È inutile che dagli Stati Uniti si levino condanne, ci si preoccupi per la condizione dei copti, quando sono stati gli Stati Uniti a sdoganare il movimento fondato da Hasan al-Banna sostenendo che esista una fazione "moderata". Ebbene, è necessario che la comunità internazionale apra gli occhi. Nel dicembre 1980 la rivista al-Daawa, legata ai Fratelli musulmani, ha pubblicato una fatwa che proibisce la costruzione di nuove chiese in Egitto. Nel maggio 2005 Mohammad Habib, esponente di spicco della Fratellanza, in un’intervista al quotidiano al-Zaman ha dichiarato: «Quando il movimento andrà al potere, sostituirà la presente costituzione con una islamica, in base alla quale a un non musulmano non verrà concesso di occupare un posto di potere, sia nello Stato che nell’esercito, poiché questo diritto spetta solo ai musulmani».
Il 16 dicembre 2009, un mese prima della strage di gennaio a Naga Hammadi, sul quotidiano arabo internazionale al-Sharq al-Awsat si leggeva il seguente titolo: Al-Azhar ritira un libro di Muhammad Ammara perché i cristiani sostengono contenga «un oltraggio alla loro religione». Muhammad Ammara è membro del Centro di ricerche islamiche dell’università di al-Azhar ed è uno degli intellettuali più seguiti dagli ambienti legati ai Fratelli musulmani, il testo in questione s’intitola semplicemente “Relazione scientifica” ed è stato pubblicato come allegato alla rivista ufficiale dell’ateneo cairota. Il contenuto dell’opuscolo è un attacco spietato alla religione cristiana e l’unica località citata è proprio Naga Hammadi.
Quelli appena citati sono solo alcuni esempi di quello che si muove in Egitto da anni.

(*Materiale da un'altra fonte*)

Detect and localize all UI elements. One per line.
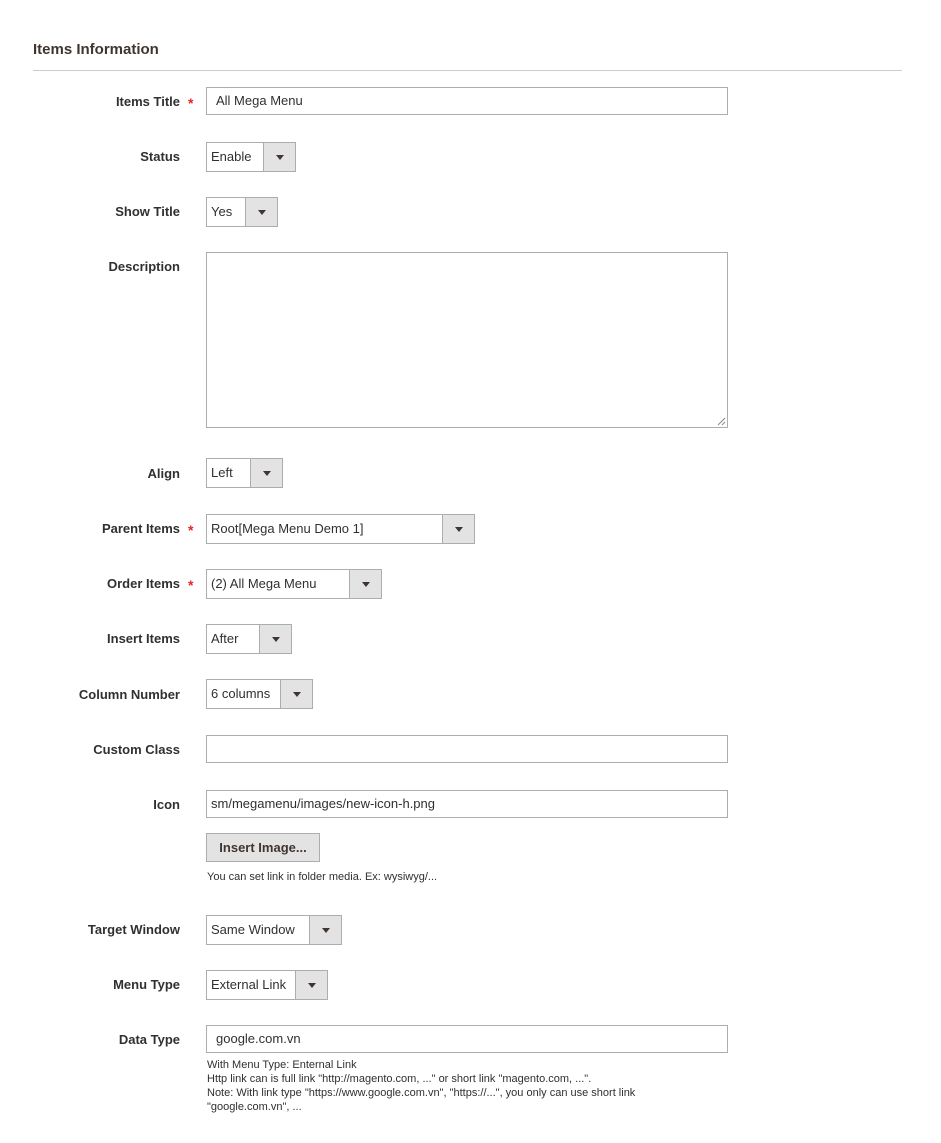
insert-items-value: After [211,631,239,646]
show-title-value: Yes [211,204,233,219]
show-title-label: Show Title [115,204,180,219]
align-label: Align [147,466,180,481]
icon-path-input[interactable]: sm/megamenu/images/new-icon-h.png [206,790,728,818]
custom-class-input[interactable] [206,735,728,763]
chevron-down-icon[interactable] [280,680,312,708]
insert-image-button[interactable]: Insert Image... [206,833,320,862]
custom-class-label: Custom Class [93,742,180,757]
chevron-down-icon[interactable] [245,198,277,226]
chevron-down-icon[interactable] [250,459,282,487]
status-label: Status [140,149,180,164]
section-title: Items Information [33,41,159,58]
chevron-down-icon[interactable] [259,625,291,653]
chevron-down-icon[interactable] [442,515,474,543]
status-select[interactable] [206,142,296,172]
data-type-note-line: "google.com.vn", ... [207,1101,302,1113]
data-type-note-line: With Menu Type: Enternal Link [207,1059,357,1071]
description-textarea[interactable] [206,252,728,428]
align-select[interactable] [206,458,283,488]
data-type-note-line: Http link can is full link "http://magento.com, ..." or short link "magento.com, ...". [207,1073,592,1085]
required-marker: * [188,522,194,538]
items-title-label: Items Title [115,94,180,109]
chevron-down-icon[interactable] [263,143,295,171]
chevron-down-icon[interactable] [309,916,341,944]
icon-note: You can set link in folder media. Ex: wysiwyg/... [207,871,438,883]
data-type-input[interactable]: google.com.vn [206,1025,728,1053]
target-window-value: Same Window [211,922,295,937]
column-number-select[interactable] [206,679,313,709]
required-marker: * [188,95,194,111]
data-type-note-line: Note: With link type "https://www.google.com.vn", "https://...", you only can use short link [207,1087,636,1099]
status-value: Enable [211,149,252,164]
items-title-input[interactable]: All Mega Menu [206,87,728,115]
show-title-select[interactable] [206,197,278,227]
insert-items-select[interactable] [206,624,292,654]
order-items-select[interactable] [206,569,382,599]
description-label: Description [108,259,180,274]
parent-items-label: Parent Items [101,521,180,536]
order-items-label: Order Items [107,576,180,591]
align-value: Left [211,465,233,480]
chevron-down-icon[interactable] [295,971,327,999]
chevron-down-icon[interactable] [349,570,381,598]
data-type-label: Data Type [118,1032,180,1047]
menu-type-label: Menu Type [113,977,180,992]
parent-items-select[interactable] [206,514,475,544]
column-number-value: 6 columns [211,686,271,701]
icon-label: Icon [153,797,180,812]
target-window-select[interactable] [206,915,342,945]
resize-grip-icon[interactable] [717,417,726,426]
required-marker: * [188,577,194,593]
menu-type-select[interactable] [206,970,328,1000]
column-number-label: Column Number [78,687,180,702]
section-divider [33,70,902,71]
target-window-label: Target Window [87,922,180,937]
order-items-value: (2) All Mega Menu [211,576,317,591]
parent-items-value: Root[Mega Menu Demo 1] [211,521,364,536]
menu-type-value: External Link [211,977,287,992]
insert-items-label: Insert Items [107,631,180,646]
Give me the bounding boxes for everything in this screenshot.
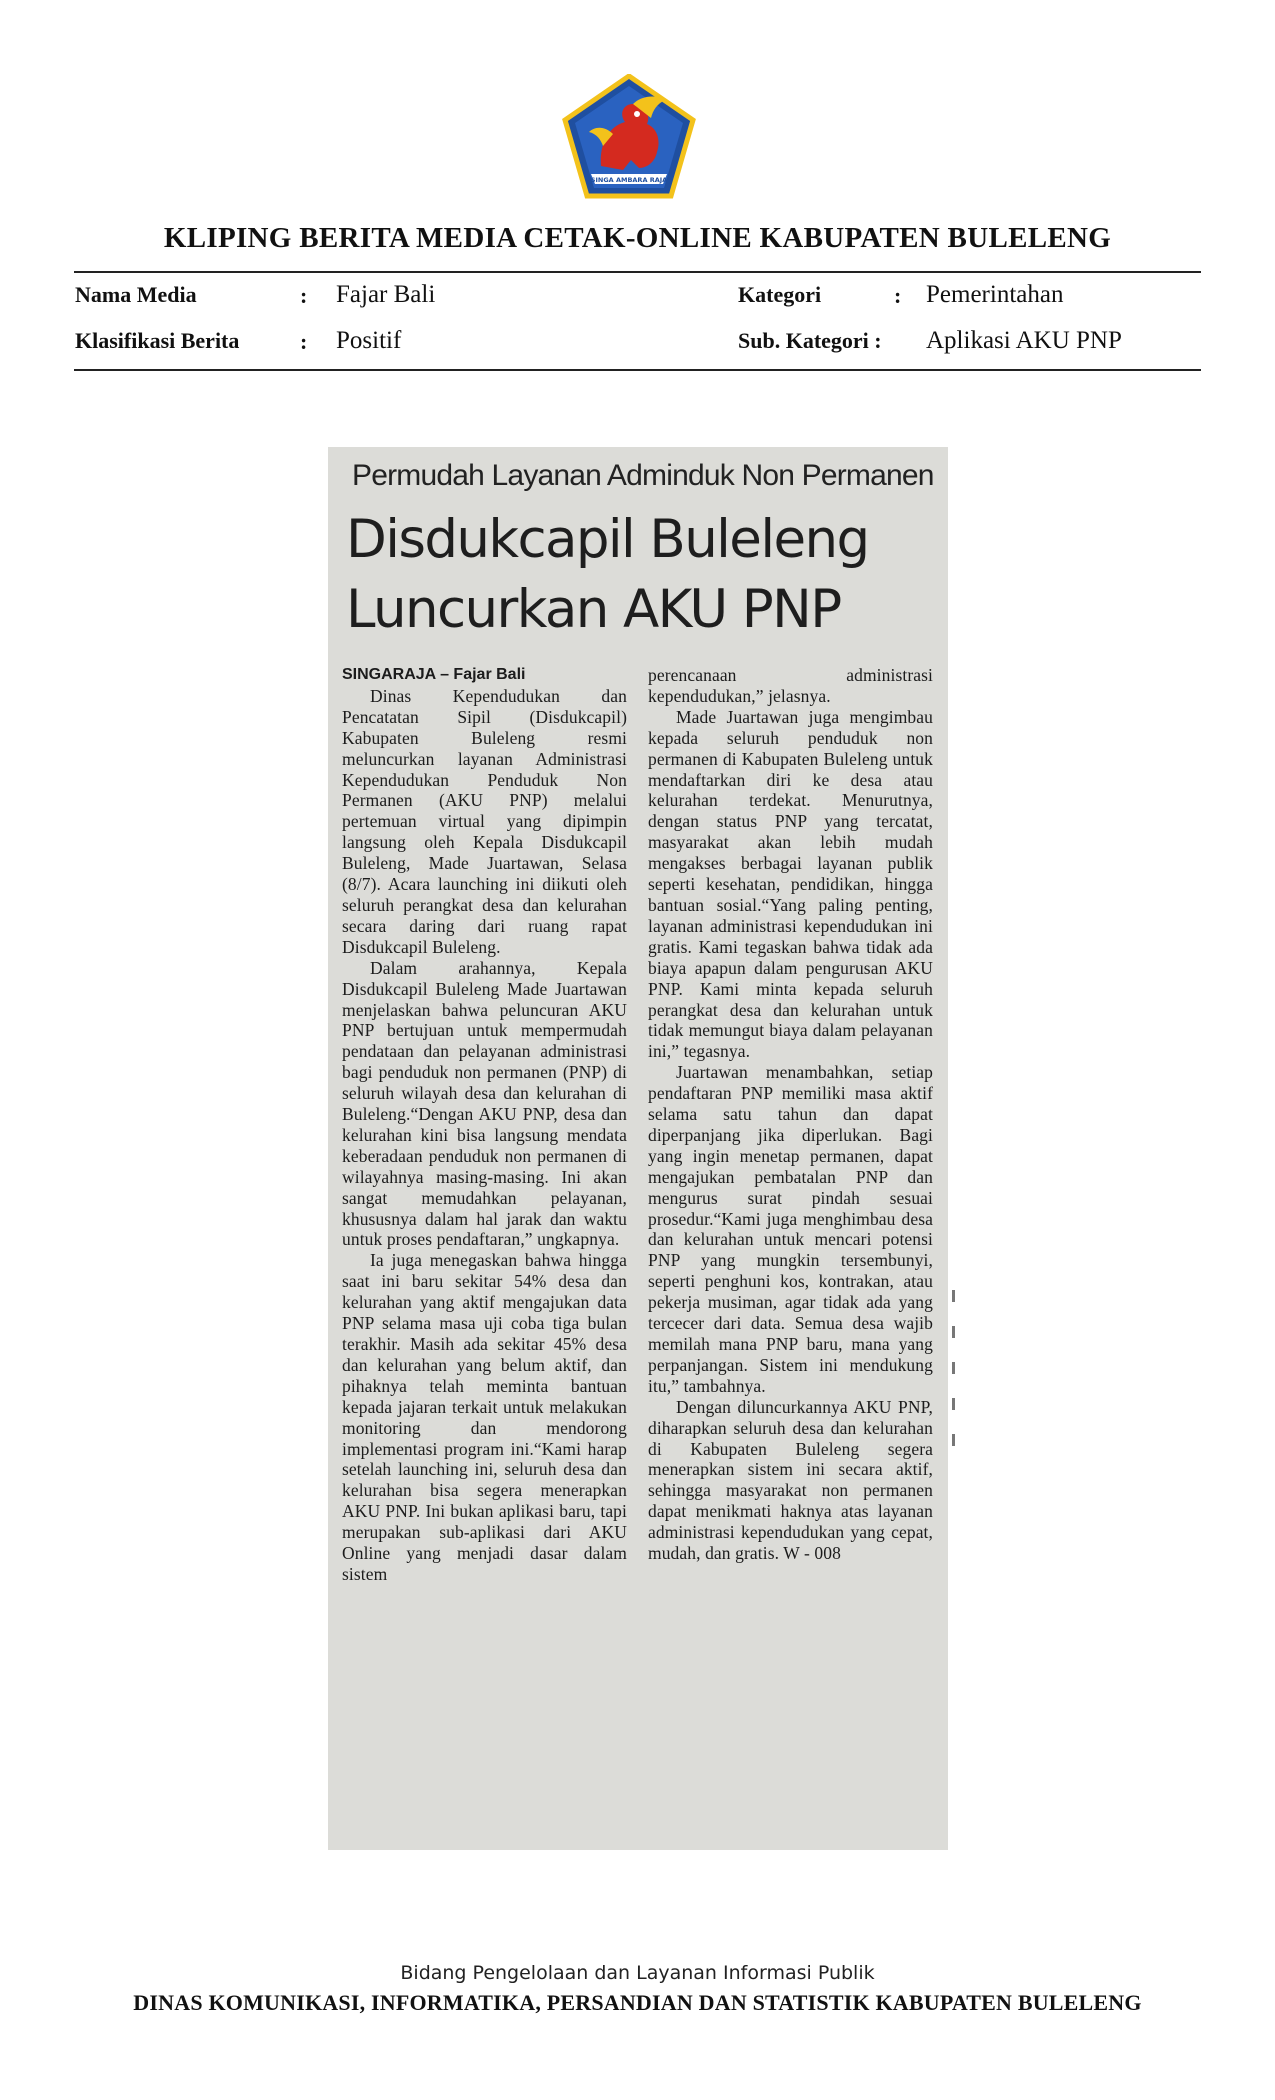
- left-paragraph-1: Dinas Kependudukan dan Pencatatan Sipil (Disdukcapil) Kabupaten Buleleng resmi meluncurkan layanan Administrasi Kependudukan Penduduk Non Permanen (AKU PNP) melalui pertemuan virtual yang dipimpin langsung oleh Kepala Disdukcapil Buleleng, Made Juartawan, Selasa (8/7). Acara launching ini diikuti oleh seluruh perangkat desa dan kelurahan secara daring dari ruang rapat Disdukcapil Buleleng.: [342, 685, 627, 957]
- media-label: Nama Media: [75, 282, 197, 307]
- page-title: KLIPING BERITA MEDIA CETAK-ONLINE KABUPATEN BULELENG: [163, 222, 1112, 254]
- footer-agency: DINAS KOMUNIKASI, INFORMATIKA, PERSANDIAN DAN STATISTIK KABUPATEN BULELENG: [133, 1990, 1142, 2015]
- headline-line-2: Luncurkan AKU PNP: [346, 579, 841, 640]
- clipping-edge-marks: [952, 1290, 956, 1490]
- article-column-left: [342, 665, 627, 1585]
- right-paragraph-3: Juartawan menambahkan, setiap pendaftaran PNP memiliki masa aktif selama satu tahun dan dapat diperpanjang jika diperlukan. Bagi yang ingin menetap permanen, dapat mengajukan pembatalan PNP dan mengurus surat pindah sesuai prosedur.“Kami juga menghimbau desa dan kelurahan untuk mencari potensi PNP yang mungkin tersembunyi, seperti penghuni kos, kontrakan, atau pekerja musiman, agar tidak ada yang tercecer dari data. Semua desa wajib memilah mana PNP baru, mana yang perpanjangan. Sistem ini mendukung itu,” tambahnya.: [648, 1062, 933, 1396]
- left-paragraph-2: Dalam arahannya, Kepala Disdukcapil Buleleng Made Juartawan menjelaskan bahwa peluncuran AKU PNP bertujuan untuk mempermudah pendataan dan pelayanan administrasi bagi penduduk non permanen (PNP) di seluruh wilayah desa dan kelurahan di Buleleng.“Dengan AKU PNP, desa dan kelurahan kini bisa langsung mendata keberadaan penduduk non permanen di wilayahnya masing-masing. Ini akan sangat memudahkan pelayanan, khususnya dalam hal jarak dan waktu untuk proses pendaftaran,” ungkapnya.: [342, 957, 627, 1250]
- klasifikasi-colon: :: [300, 329, 308, 354]
- top-divider: [74, 271, 1201, 273]
- article-kicker: Permudah Layanan Adminduk Non Permanen: [352, 459, 934, 492]
- right-paragraph-4: Dengan diluncurkannya AKU PNP, diharapkan seluruh desa dan kelurahan di Kabupaten Buleleng segera menerapkan sistem ini secara aktif, sehingga masyarakat non permanen dapat menikmati haknya atas layanan administrasi kependudukan yang cepat, mudah, dan gratis. W - 008: [648, 1396, 933, 1564]
- news-clipping: [328, 447, 948, 1850]
- right-paragraph-2: Made Juartawan juga mengimbau kepada seluruh penduduk non permanen di Kabupaten Buleleng untuk mendaftarkan diri ke desa atau kelurahan terdekat. Menurutnya, dengan status PNP yang tercatat, masyarakat akan lebih mudah mengakses berbagai layanan publik seperti kesehatan, pendidikan, hingga bantuan sosial.“Yang paling penting, layanan administrasi kependudukan ini gratis. Kami tegaskan bahwa tidak ada biaya apapun dalam pengurusan AKU PNP. Kami minta kepada seluruh perangkat desa dan kelurahan untuk tidak memungut biaya dalam pelayanan ini,” tegasnya.: [648, 706, 933, 1062]
- article-dateline: SINGARAJA – Fajar Bali: [342, 666, 526, 683]
- article-headline: [346, 505, 936, 645]
- footer-division: Bidang Pengelolaan dan Layanan Informasi Publik: [400, 1962, 875, 1984]
- media-colon: :: [300, 283, 308, 308]
- lion-emblem-icon: [561, 74, 697, 200]
- subkategori-label: Sub. Kategori :: [738, 328, 882, 353]
- klasifikasi-label: Klasifikasi Berita: [75, 328, 240, 353]
- subkategori-value: Aplikasi AKU PNP: [926, 327, 1122, 354]
- article-column-right: [648, 665, 933, 1564]
- right-paragraph-1: perencanaan administrasi kependudukan,” jelasnya.: [648, 665, 933, 706]
- kategori-label: Kategori: [738, 282, 822, 307]
- logo-motto-text: SINGA AMBARA RAJA: [590, 176, 668, 184]
- left-paragraph-3: Ia juga menegaskan bahwa hingga saat ini baru sekitar 54% desa dan kelurahan yang aktif mengajukan data PNP selama masa uji coba tiga bulan terakhir. Masih ada sekitar 45% desa dan kelurahan yang belum aktif, dan pihaknya telah meminta bantuan kepada jajaran terkait untuk melakukan monitoring dan mendorong implementasi program ini.“Kami harap setelah launching ini, seluruh desa dan kelurahan bisa segera menerapkan AKU PNP. Ini bukan aplikasi baru, tapi merupakan sub-aplikasi dari AKU Online yang menjadi dasar dalam sistem: [342, 1250, 627, 1584]
- kategori-value: Pemerintahan: [926, 281, 1064, 308]
- regency-logo: [561, 74, 697, 200]
- kategori-colon: :: [894, 283, 902, 308]
- klasifikasi-value: Positif: [336, 327, 402, 354]
- headline-line-1: Disdukcapil Buleleng: [346, 509, 869, 570]
- media-value: Fajar Bali: [336, 281, 436, 308]
- bottom-divider: [74, 369, 1201, 371]
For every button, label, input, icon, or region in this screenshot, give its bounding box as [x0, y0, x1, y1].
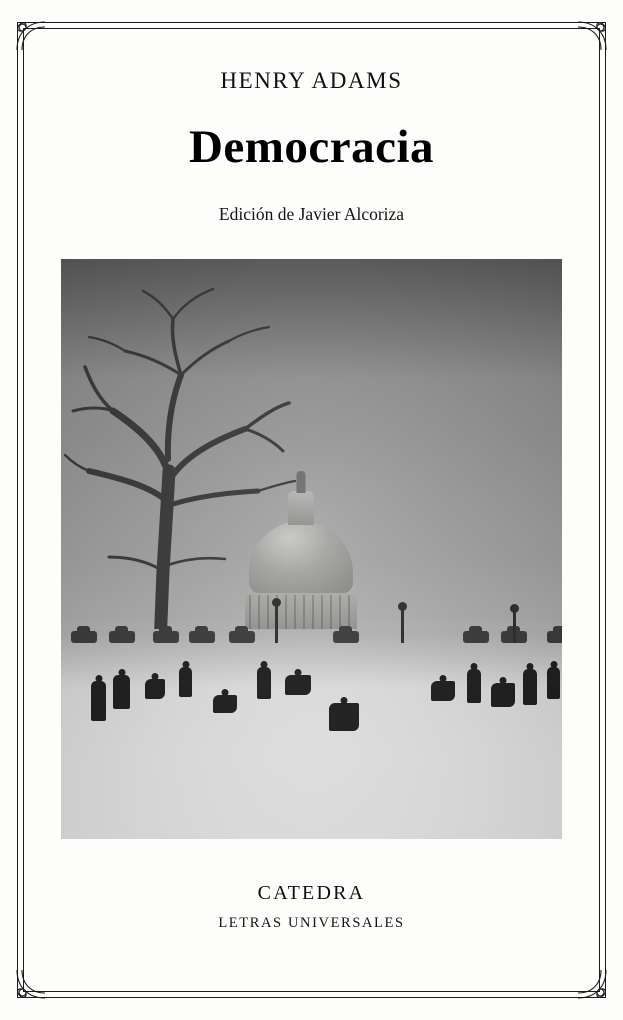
- cover-content: [40, 44, 583, 976]
- series-name: LETRAS UNIVERSALES: [218, 915, 405, 931]
- publisher-block: [40, 882, 583, 932]
- book-title: Democracia: [188, 121, 435, 173]
- cover-image: [61, 259, 562, 839]
- cover-photo-background: [61, 259, 562, 839]
- edition-credit: Edición de Javier Alcoriza: [218, 204, 405, 224]
- photo-vignette: [61, 259, 562, 839]
- publisher-name: CATEDRA: [257, 882, 366, 904]
- author-name: HENRY ADAMS: [220, 68, 403, 93]
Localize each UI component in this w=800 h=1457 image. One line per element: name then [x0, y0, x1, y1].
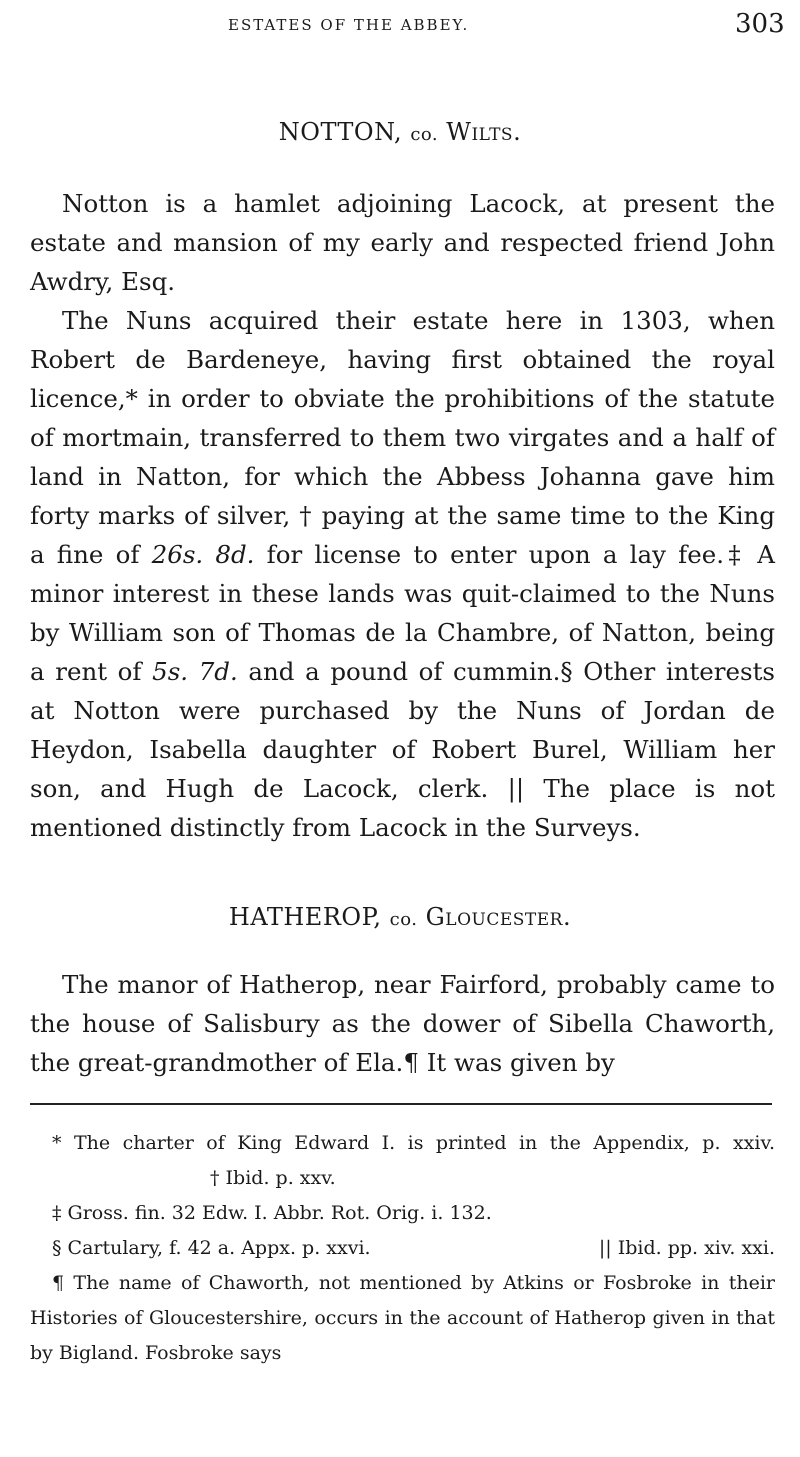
footnote-row: [30, 1231, 775, 1266]
heading-place: NOTTON,: [278, 118, 403, 146]
footnote: ‡ Gross. fin. 32 Edw. I. Abbr. Rot. Orig. i. 132.: [52, 1202, 492, 1224]
footnote-divider: [30, 1103, 772, 1105]
text-run: and a pound of cummin.§ Other interests at Notton were purchased by the Nuns of Jordan de Heydon, Isabella daughter of Robert Burel, William her son, and Hugh de Lacock, clerk. || The place is not mentioned distinctly from Lacock in the Surveys.: [30, 657, 775, 842]
footnote-text: † Ibid. p. xxv.: [210, 1167, 336, 1189]
footnote-row: [30, 1126, 775, 1196]
section-heading-hatherop: [0, 903, 800, 931]
section-heading-notton: [0, 118, 800, 146]
paragraph: The manor of Hatherop, near Fairford, probably came to the house of Salisbury as the dower of Sibella Chaworth, the great-grandmother of Ela.¶ It was given by: [30, 970, 775, 1077]
paragraph: Notton is a hamlet adjoining Lacock, at present the estate and mansion of my early and respected friend John Awdry, Esq.: [30, 189, 775, 296]
footnote-text: || Ibid. pp. xiv. xxi.: [598, 1237, 775, 1259]
paragraph: [30, 301, 775, 847]
heading-county: Wilts.: [446, 118, 522, 146]
hatherop-body: [30, 965, 775, 1082]
text-run: The Nuns acquired their estate here in 1303, when Robert de Bardeneye, having first obtained the royal licence,* in order to obviate the prohibitions of the statute of mortmain, transferred to them two virgates and a half of land in Natton, for which the Abbess Johanna gave him forty marks of silver, † paying at the same time to the King a fine of: [30, 306, 775, 569]
running-head: [0, 0, 800, 40]
heading-co: co.: [389, 909, 418, 930]
text-run: for license to enter upon a lay fee.‡ A minor interest in these lands was quit-claimed to the Nuns by William son of Thomas de la Chambre, of Natton, being a rent of: [30, 540, 775, 686]
page-number: 303: [735, 9, 785, 39]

Idee che vengono diffuse a tutti i livelli dalla scuola alla moschea e che hanno ormai inculcato nella mente degli egiziani, soprattutto quelli di cultura medio-bassa che rappresentano la stragrande maggioranza della popolazione, odio e disprezzo verso il 10% dei loro concittadini. Se a questo si aggiunge l’alleanza tra Fratelli musulmani ed esercito e lo sdoganamento internazionale della Fratellanza, il panorama non è confortante. La comunità internazionale, le Nazioni Unite, l’Unione Europea dovrebbero fare un atto di coraggio e passare dalle parole ai fatti affinché i copti possano continuare a restare nel loro paese, nel quale vivono da ben prima della conquista islamica nel VII secolo, nella più totale sicurezza. E non è certo appoggiando e dialogando con i Fratelli musulmani che aiuteranno i cristiani, in particolare, e gli egiziani, in generale.